What gets me is that there are simple things France could do to cut carbon emissions at minimal expense. For instance, instead of load-following with the nuclear plants, run them flat out and replace fossil fuels with excess electric power instead. Use EV chargers and perhaps even process heat at e.g. the Total refineries as places where nuclear energy displaces fossil fuel. Yet this wasn’t done.
In other words, France’s grid was essentially carbon-free at the time. All this “Green” crap has led to backsliding.
Paying more and doing less. Michael Shellenberger:
That’s going to leave a mark.
To make “renewables” look good, you have to carefully cherry-pick your facts. Cherries commonly picked include listing nameplate capacity without de-rating for capacity factor, and claiming that “renewable” generation automatically reduces CO2 emissions. As we’ve seen in Germany and France both, that isn’t the case.
Engineer-Poet says
Wrote Kevin McKinney @40:
The word you are looking for is “curmudgeonly”, my prosaic pal.
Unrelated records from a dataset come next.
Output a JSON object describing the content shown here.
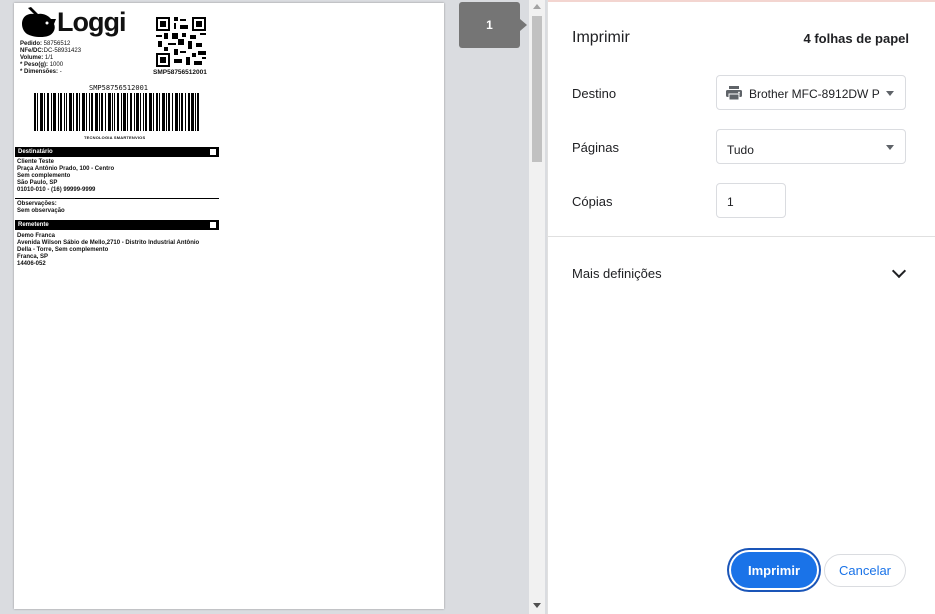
{
  "preview": {
    "page_badge": "1",
    "label": {
      "brand": "Loggi",
      "pedido_label": "Pedido:",
      "pedido_value": "58756512",
      "nfe_label": "NFe/DC:",
      "nfe_value": "DC-58931423",
      "volume_label": "Volume:",
      "volume_value": "1/1",
      "peso_label": "* Peso(g):",
      "peso_value": "1000",
      "dimensoes_label": "* Dimensões:",
      "dimensoes_value": "-",
      "qr_code_text": "SMP58756512001",
      "barcode_text": "SMP58756512001",
      "barcode_caption": "TECNOLOGIA SMARTENVIOS",
      "destinatario_title": "Destinatário",
      "dest_name": "Cliente Teste",
      "dest_address": "Praça Antônio Prado, 100 - Centro",
      "dest_complement": "Sem complemento",
      "dest_city": "São Paulo, SP",
      "dest_zip_phone": "01010-010 - (16) 99999-9999",
      "obs_label": "Observações:",
      "obs_value": "Sem observação",
      "remetente_title": "Remetente",
      "rem_name": "Demo Franca",
      "rem_address_1": "Avenida Wilson Sábio de Mello,2710 - Distrito Industrial Antônio",
      "rem_address_2": "Della - Torre, Sem complemento",
      "rem_city": "Franca, SP",
      "rem_zip": "14406-052"
    }
  },
  "panel": {
    "title": "Imprimir",
    "sheets": "4 folhas de papel",
    "destino_label": "Destino",
    "destino_value": "Brother MFC-8912DW P",
    "destino_icon": "printer-icon",
    "paginas_label": "Páginas",
    "paginas_value": "Tudo",
    "copias_label": "Cópias",
    "copias_value": "1",
    "more_settings": "Mais definições",
    "print_button": "Imprimir",
    "cancel_button": "Cancelar",
    "accent_color": "#1a73e8"
  }
}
Say it a few times. “Curmudgeon.” “Curmudgeonly.”
I wish I could put you in my shoes for a week so you could see just how much I’ve earned the right.
What, no mention of the REAL factor at work here? You know, natural gas?
Gentlemen (and ruinables fags), I refer you to those self-same fundamentals, specifically the 6-month totals for 2019 and 2020:
Coal: down 145,762 million kWh YoY.
Hydro, solar and wind: up 27,326 million kWh YoY.
Natural gas: up 50,700 million kWH YoY.
50,700 million kWH is one mighty big cherry to pick.